Have a deep 3-quart casserole ready.
Cook onions in a large skillet 3-4 minutes.
Add meat and cook, stirring to break up large chunks until browned.
Drain in colander to remove fat.
Wipe skillet clean.
Return meat to skillet.
Add water, tomato sauce, parsley, cinnamon, oregano, salt and pepper.
Simmer over medium heat until little liquid remains.
Remove from heat.
Spread half the ziti evenly in casserole.
Spread meat mixture over pasta, then top with remaining pasta.
Prepare white sauce:
Melt the butter in a 2-quart saucepan.
Whisk in flour and cook over medium heat 2 minutes until bubbly and well blended.

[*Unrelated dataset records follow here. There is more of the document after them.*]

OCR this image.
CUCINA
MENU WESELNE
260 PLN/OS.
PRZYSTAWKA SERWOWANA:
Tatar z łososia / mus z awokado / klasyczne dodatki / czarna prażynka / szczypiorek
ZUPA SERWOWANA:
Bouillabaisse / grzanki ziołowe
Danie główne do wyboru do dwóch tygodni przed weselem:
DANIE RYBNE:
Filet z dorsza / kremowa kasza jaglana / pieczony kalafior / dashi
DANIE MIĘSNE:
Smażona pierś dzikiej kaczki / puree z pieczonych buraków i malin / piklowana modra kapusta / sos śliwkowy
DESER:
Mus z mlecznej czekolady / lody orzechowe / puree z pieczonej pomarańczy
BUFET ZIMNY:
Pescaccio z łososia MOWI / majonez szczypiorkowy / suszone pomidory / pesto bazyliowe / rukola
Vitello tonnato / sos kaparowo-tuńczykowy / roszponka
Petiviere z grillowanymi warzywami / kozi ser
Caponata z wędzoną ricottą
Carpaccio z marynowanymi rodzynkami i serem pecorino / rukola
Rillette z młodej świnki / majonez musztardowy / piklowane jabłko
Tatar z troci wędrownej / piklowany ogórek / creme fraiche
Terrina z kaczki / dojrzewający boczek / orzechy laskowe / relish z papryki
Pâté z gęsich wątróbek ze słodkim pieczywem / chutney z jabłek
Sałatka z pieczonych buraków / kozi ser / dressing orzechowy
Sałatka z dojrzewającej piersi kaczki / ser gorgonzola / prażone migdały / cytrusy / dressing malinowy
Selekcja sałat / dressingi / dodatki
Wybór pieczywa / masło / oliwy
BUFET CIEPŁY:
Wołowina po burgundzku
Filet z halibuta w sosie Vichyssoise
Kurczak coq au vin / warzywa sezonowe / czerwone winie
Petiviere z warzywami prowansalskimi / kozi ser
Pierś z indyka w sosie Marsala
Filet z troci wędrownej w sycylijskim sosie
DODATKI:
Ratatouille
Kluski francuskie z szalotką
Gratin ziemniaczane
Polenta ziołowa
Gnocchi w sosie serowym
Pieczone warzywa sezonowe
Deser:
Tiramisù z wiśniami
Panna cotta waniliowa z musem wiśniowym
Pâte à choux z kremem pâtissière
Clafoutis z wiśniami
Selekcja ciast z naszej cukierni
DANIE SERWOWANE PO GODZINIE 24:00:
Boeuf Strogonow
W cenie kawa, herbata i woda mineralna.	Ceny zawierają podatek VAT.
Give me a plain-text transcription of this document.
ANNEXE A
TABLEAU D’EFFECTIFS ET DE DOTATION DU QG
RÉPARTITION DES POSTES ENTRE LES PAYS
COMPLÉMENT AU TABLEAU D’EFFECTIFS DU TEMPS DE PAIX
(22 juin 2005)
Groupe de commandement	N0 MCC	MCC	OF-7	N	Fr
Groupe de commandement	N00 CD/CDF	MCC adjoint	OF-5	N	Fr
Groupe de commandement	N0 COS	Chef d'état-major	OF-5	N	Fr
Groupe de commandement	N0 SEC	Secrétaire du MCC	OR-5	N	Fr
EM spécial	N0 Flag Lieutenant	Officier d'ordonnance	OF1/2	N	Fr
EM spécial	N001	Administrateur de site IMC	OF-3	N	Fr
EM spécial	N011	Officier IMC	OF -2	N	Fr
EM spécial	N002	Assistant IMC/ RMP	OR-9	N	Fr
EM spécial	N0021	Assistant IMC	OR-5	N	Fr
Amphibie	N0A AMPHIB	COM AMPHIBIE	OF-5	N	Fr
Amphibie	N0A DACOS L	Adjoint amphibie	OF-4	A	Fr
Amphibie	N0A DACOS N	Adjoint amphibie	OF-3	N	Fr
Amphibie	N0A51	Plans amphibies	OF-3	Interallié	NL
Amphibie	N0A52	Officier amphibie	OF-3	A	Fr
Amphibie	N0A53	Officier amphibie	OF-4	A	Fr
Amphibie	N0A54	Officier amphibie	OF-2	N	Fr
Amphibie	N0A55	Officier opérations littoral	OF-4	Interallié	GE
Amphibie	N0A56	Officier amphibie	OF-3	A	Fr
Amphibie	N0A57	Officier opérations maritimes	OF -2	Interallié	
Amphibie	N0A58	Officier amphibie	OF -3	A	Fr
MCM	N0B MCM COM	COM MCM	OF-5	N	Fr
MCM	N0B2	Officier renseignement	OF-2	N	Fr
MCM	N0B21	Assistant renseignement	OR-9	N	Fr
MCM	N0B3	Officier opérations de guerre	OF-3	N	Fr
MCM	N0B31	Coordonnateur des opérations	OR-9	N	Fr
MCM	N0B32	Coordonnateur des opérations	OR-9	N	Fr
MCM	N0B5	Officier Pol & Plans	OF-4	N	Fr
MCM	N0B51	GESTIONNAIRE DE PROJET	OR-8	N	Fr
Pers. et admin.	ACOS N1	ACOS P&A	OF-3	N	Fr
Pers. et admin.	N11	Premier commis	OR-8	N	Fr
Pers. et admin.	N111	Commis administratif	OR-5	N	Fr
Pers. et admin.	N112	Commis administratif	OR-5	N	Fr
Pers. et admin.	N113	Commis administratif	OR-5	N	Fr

Whisk in milk, then salt and nutmeg.
Cook, whisking constantly, 6-8 minutes until sauce is smooth and bubbling and thickly coats back of spoon.
Remove from heat and whisk in ¾ cup of the cheese and eggs until blended.
Return to medium heat and whisk 2 minutes or until bubbling.
Pour over pasta layer to cover.
Sprinkle with remaining cheese.
Bake at 350° uncovered for 1 hour or until slightly puffed and golden.
Let stand 15 minutes before serving.